Menina de 11 anos violada em grupo e atirada de penhasco

“O tio, que saiu à sua procura, encontrou-a quando ouviu os gritos e, em vez de parar a violação, decidiu participar no abuso”, disse o comissário da Polícia Civil.

Menina de 11 anos violada em grupo e atirada de penhasco

Menina de 11 anos violada em grupo e atirada de penhasco

“O tio, que saiu à sua procura, encontrou-a quando ouviu os gritos e, em vez de parar a violação, decidiu participar no abuso”, disse o comissário da Polícia Civil.

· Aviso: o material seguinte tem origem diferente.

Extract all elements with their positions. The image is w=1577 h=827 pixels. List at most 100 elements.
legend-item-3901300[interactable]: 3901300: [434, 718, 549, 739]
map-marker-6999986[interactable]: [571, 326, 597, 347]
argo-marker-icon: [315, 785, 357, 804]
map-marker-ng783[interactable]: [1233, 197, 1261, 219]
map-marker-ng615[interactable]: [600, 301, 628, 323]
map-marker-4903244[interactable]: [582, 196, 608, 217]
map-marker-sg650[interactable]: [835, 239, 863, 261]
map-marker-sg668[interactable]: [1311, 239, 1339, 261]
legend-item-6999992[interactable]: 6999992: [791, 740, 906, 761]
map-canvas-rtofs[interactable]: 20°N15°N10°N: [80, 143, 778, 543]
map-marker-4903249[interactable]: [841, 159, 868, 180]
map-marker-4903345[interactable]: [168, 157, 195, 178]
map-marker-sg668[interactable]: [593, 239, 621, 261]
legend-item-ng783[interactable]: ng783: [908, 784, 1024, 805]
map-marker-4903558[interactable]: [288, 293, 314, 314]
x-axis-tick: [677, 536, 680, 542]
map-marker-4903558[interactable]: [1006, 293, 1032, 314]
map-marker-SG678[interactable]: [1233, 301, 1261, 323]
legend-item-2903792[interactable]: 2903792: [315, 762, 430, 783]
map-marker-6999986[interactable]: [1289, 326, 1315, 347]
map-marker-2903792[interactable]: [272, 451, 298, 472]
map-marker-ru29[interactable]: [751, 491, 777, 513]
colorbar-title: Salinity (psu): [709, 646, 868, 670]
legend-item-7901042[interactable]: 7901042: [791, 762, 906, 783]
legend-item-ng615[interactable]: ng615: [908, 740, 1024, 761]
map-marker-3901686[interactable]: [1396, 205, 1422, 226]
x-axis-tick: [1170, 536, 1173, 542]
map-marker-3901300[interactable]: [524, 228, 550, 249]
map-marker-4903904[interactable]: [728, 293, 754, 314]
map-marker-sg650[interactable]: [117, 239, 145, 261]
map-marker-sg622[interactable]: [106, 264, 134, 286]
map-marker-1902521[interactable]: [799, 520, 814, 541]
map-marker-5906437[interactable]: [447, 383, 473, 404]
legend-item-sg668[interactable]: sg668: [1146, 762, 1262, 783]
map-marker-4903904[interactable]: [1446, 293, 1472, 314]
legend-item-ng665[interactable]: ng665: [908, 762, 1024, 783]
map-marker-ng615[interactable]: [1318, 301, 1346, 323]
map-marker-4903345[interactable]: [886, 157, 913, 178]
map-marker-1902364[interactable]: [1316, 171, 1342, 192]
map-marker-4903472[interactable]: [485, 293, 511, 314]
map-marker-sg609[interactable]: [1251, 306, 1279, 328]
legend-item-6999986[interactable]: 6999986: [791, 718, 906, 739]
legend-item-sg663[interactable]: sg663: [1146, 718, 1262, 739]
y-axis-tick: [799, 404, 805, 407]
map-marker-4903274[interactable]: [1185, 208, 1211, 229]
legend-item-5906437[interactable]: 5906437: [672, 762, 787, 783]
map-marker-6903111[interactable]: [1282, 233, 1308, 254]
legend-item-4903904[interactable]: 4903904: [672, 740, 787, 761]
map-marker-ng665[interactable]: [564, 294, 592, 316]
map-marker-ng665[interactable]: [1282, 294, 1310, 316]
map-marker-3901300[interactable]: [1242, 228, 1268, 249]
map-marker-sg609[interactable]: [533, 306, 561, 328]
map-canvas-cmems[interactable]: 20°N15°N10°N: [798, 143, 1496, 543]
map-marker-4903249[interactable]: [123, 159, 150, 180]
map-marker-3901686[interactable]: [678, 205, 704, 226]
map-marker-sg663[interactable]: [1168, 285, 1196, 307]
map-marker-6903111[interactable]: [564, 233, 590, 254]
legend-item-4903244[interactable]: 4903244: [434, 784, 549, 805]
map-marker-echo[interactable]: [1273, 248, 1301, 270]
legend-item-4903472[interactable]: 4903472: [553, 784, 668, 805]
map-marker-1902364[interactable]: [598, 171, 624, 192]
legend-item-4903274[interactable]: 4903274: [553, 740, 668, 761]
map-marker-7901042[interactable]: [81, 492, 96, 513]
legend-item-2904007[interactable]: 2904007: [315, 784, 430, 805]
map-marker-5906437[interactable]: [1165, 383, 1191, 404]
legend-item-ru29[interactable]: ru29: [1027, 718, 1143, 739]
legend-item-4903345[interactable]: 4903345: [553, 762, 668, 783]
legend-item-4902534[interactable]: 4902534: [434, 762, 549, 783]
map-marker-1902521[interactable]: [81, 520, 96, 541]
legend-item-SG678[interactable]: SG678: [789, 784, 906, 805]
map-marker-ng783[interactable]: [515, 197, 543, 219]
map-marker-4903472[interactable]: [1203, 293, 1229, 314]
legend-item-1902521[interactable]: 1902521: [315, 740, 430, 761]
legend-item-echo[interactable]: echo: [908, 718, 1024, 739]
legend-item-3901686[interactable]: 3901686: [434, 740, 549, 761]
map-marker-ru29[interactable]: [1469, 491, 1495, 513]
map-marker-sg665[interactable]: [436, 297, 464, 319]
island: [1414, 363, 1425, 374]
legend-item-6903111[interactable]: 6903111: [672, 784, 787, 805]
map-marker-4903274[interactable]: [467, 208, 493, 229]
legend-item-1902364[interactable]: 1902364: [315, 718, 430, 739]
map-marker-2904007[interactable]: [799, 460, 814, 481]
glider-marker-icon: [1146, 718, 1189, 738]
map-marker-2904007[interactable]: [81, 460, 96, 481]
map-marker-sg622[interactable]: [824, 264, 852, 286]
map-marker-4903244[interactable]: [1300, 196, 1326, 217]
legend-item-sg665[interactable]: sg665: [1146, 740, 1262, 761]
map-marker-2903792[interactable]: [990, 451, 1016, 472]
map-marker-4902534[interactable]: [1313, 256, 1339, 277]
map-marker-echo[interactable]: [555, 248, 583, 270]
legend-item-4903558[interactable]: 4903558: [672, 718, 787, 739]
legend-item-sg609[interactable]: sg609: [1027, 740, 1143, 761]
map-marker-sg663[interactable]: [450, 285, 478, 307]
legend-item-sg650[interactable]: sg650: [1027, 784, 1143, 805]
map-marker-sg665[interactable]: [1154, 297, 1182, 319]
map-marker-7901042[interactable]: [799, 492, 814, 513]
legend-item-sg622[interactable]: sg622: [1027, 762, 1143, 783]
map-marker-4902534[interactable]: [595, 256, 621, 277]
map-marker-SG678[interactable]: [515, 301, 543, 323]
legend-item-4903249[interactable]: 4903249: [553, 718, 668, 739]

Uma menina de 11 anos foi atirada de um penhasco depois de ter sido violada por cinco homens: três adolescentes e dois adultos; um dos violadores-assassinos é tio da vítima, informaram fontes oficiais. Os acontecimentos ocorreram no domingo numa zona rural de Dourados, um município de Mato Grosso do Sul, um estado brasileiro ocidental que faz fronteira com o Paraguai e a Bolívia, mas só foram tornados públicos na quarta-feira, a seguir à detenção dos acusados.

Segundo a Polícia Civil de Mato Grosso do Sul, que iniciou a respetiva investigação após ter encontrado nesta segunda-feira o corpo da menor, indígena da etnia Guarani Kaiowá. Os cinco acusados, todos da mesma comunidade da vítima, confessaram o crime. Os acusados admitiram que forçaram a menor a beber bebidas alcoólicas e que a levaram para um penhasco perto da aldeia de Bororo, onde vivia com os familiares.

O tio da criança alegou que chegou ao local do crime quando a criança já estava a ser abusada, o que a fizera perder a consciência, e que também participou na violação. “O tio, que saiu à sua procura, encontrou-a quando ouviu os gritos e, em vez de parar a violação, decidiu participar no abuso”, disse o comissário da Polícia Civil e encarregado da investigação, Erasmo Cubas. O tio confessou ainda que já havia violado a sobrinha em múltiplas ocasiões.

Homicidas atiraram rapariga de penhasco após recuperar consciência

Os assassinos confessos acrescentaram que, após a violação em grupo, atiraram a rapariga do topo do penhasco, que tem cerca de 20 metros de altura, porque a rapariga começou a gritar desesperadamente após recuperar a consciência e ameaçou denunciar tudo o que tinha acontecido aos chefes da aldeia. “Encontrámos o corpo após os líderes da aldeia nos terem alertado para o seu desaparecimento. Indicaram-nos os adolescentes que inicialmente estavam com a rapariga na aldeia e que a obrigaram a beber as bebidas alcoólicas e, através deles, conseguimos identificar todas as pessoas envolvidas”, disse Cubas.

Segundo o comissário, os cinco detidos serão formalmente acusados dos crimes de duplo homicídio por femicídio e da tentativa de ocultar outro crime, bem como de violação de uma menor. Os Guarani Kaiowá são o segundo maior povo indígena do Brasil, com cerca de 50 mil pessoas, concentradas no estado do Mato Grosso do Sul, e são um dos grupos étnicos mais afetados pela perda dos seus territórios originais.